Urs. Entzündung einer Sehne. Oft als akute Erkrankung, im Zusammenhang mit ggf. überlastungsbedingten auslösenden Faktoren (Büro: falsche Armhaltung, nicht ergonomische PC-Maus etc.). Chronisch oft im Zusammenhang mit degenerativen Verschleißveränderungen oder entzündliches Begleitsymptom einer Rheumatoiden Arthritis (RA).

Ist nur die Sehnenscheide betroffen, spricht man von der Tendovaginitis. Die bei einer Tendinitis betroffenen Patienten klagen über Schmerzen bei bestimmten Bewegungen (Kontraktion der jeweils beteiligten Muskeln und der sehnige Enden). Durch die Ertastung/ Palpation oder sog. Provokationstests lässt sich ein Zug- oder Druckschmerz hervorrufen. Diagnosestellung erfolgt klinisch und ggf. mit Ultraschall.
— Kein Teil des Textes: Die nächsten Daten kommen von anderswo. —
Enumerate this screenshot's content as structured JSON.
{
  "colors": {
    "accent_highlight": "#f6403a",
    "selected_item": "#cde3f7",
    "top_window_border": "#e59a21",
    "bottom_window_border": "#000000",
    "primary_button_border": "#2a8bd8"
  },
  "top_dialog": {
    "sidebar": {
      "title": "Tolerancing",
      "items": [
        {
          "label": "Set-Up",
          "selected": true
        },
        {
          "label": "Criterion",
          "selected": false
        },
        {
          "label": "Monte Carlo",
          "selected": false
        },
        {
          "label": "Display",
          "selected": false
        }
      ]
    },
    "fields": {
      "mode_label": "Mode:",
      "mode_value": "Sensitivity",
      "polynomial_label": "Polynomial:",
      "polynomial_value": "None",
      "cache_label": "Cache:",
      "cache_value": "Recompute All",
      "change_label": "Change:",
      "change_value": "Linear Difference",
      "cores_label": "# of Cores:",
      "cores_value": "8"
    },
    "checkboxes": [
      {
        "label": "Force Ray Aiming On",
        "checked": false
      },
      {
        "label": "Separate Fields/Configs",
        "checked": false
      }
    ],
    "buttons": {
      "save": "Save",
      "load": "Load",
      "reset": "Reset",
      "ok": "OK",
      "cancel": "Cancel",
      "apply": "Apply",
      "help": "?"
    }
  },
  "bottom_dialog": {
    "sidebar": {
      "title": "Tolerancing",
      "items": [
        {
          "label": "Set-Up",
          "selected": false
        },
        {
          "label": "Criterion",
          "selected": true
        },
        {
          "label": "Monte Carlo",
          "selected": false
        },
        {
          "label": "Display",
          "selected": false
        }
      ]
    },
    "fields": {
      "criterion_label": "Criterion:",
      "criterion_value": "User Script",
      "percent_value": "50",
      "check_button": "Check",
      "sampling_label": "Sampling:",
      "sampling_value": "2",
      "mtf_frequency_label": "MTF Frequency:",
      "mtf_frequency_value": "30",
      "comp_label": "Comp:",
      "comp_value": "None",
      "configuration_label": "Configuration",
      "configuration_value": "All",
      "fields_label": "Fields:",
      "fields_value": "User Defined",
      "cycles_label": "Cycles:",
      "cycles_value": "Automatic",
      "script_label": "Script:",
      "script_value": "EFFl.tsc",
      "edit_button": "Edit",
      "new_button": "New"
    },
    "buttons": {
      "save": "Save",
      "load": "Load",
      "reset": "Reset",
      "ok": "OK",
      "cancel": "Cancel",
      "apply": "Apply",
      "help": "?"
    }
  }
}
In der Kernspintomographie (oder Arthroskopie) kann bei chronischen Verläufen die aufgequollene Sehnenstruktur mit einer faserigen, degenerativ veränderten Oberfläche gut zur Darstellung gebracht werden.

Th. Die konservative Therapie erfolgt durch die lokale Anwendung von entzündungshemmenden Salben, Injektionen oder sog. NSAR als Tabletteneinnahme. Temporäre Schonung, Ruhigstellung ist sinnvoll, Bandagen zur Entlastung bzw. Unterstützuung oft hilfreich. Lasertherapie, Kyrotherapie oder auch Elektrotherapie (TENS; Ultraschall) hilft sehr oft. Krankengymnastische Übungen (Dehnung) sind manchmal sinnvoll. OP: Nur wenn konservative Therapien über mindestens einen Zeitraum von sechs Monaten nicht zu einer Besserung der Beschwerden geführt haben, ist an weitergehende Maßnahmen zu denken.